Iraq's push into Tikrit follows its retaking of the nearby town of al-Alam on Tuesday. There, a woman welcomed a relative who is fighting with a militia that's backing Iraqi troops.

Thaier al-Sudani/Reuters /Landov

Iraqi troops and militia fighters are reportedly inside the city of Tikrit, the city that has been held by the self-proclaimed Islamic State, or ISIS, since last June. Officials and witnesses say the Iraqis now control part of northern Tikrit.

Tikrit is the capital of Salahuddin province, between Baghdad and ISIS-controlled Mosul. Citing state-run television, The Associated Press quotes Salahuddin police Brig. Kheyon Rasheed as saying Wednesday, "The terrorists are seizing the cars of civilians trying to leave the city and they are trying to make a getaway."
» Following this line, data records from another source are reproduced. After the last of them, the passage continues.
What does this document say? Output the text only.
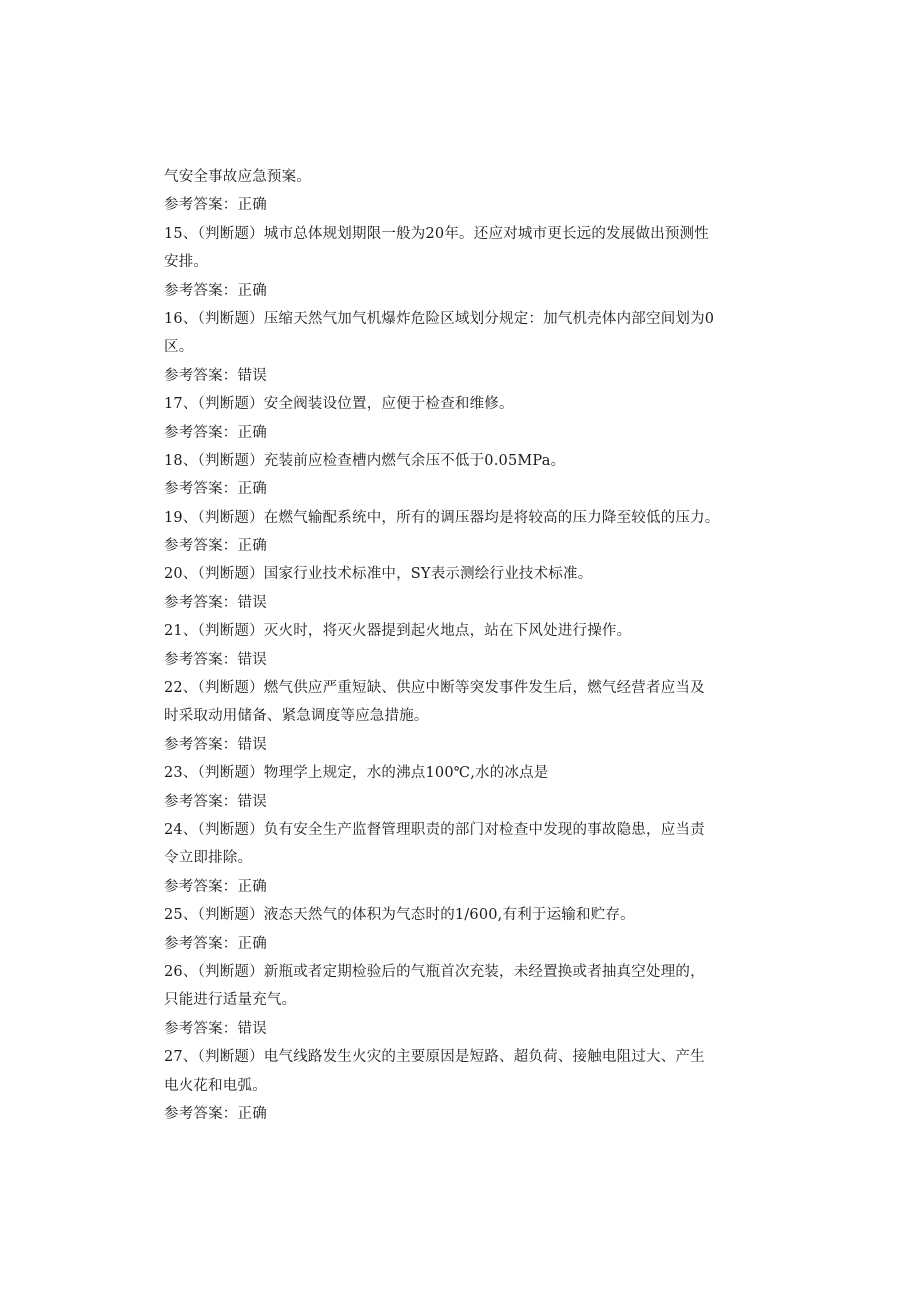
气安全事故应急预案。
参考答案：正确
15、（判断题）城市总体规划期限一般为20年。还应对城市更长远的发展做出预测性
安排。
参考答案：正确
16、（判断题）压缩天然气加气机爆炸危险区域划分规定：加气机壳体内部空间划为0
区。
参考答案：错误
17、（判断题）安全阀装设位置，应便于检查和维修。
参考答案：正确
18、（判断题）充装前应检查槽内燃气余压不低于0.05MPa。
参考答案：正确
19、（判断题）在燃气输配系统中，所有的调压器均是将较高的压力降至较低的压力。
参考答案：正确
20、（判断题）国家行业技术标准中，SY表示测绘行业技术标准。
参考答案：错误
21、（判断题）灭火时，将灭火器提到起火地点，站在下风处进行操作。
参考答案：错误
22、（判断题）燃气供应严重短缺、供应中断等突发事件发生后，燃气经营者应当及
时采取动用储备、紧急调度等应急措施。
参考答案：错误
23、（判断题）物理学上规定，水的沸点100℃,水的冰点是
参考答案：错误
24、（判断题）负有安全生产监督管理职责的部门对检查中发现的事故隐患，应当责
令立即排除。
参考答案：正确
25、（判断题）液态天然气的体积为气态时的1/600,有利于运输和贮存。
参考答案：正确
26、（判断题）新瓶或者定期检验后的气瓶首次充装，未经置换或者抽真空处理的，
只能进行适量充气。
参考答案：错误
27、（判断题）电气线路发生火灾的主要原因是短路、超负荷、接触电阻过大、产生
电火花和电弧。
参考答案：正确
The push to retake Tikrit began nine days ago, with thousands of Iraq's military troops bolstered by Kurdish fighters and both Sunni and Shiite militia groups. Despite the apparent progress in the city's northern district of Qadisiyya, troops have been slowed by sniper fire and hidden bombs.

Reuters reports: "The army and militia fighters raised the national flag above a military hospital in the section of Qadisiyya they had retaken from the militants, security officials said."

Word of the advance comes after the Iraqi force pushed ISIS fighters out of the town of al-Alam, on the northern outskirts of Tikrit, on Tuesday.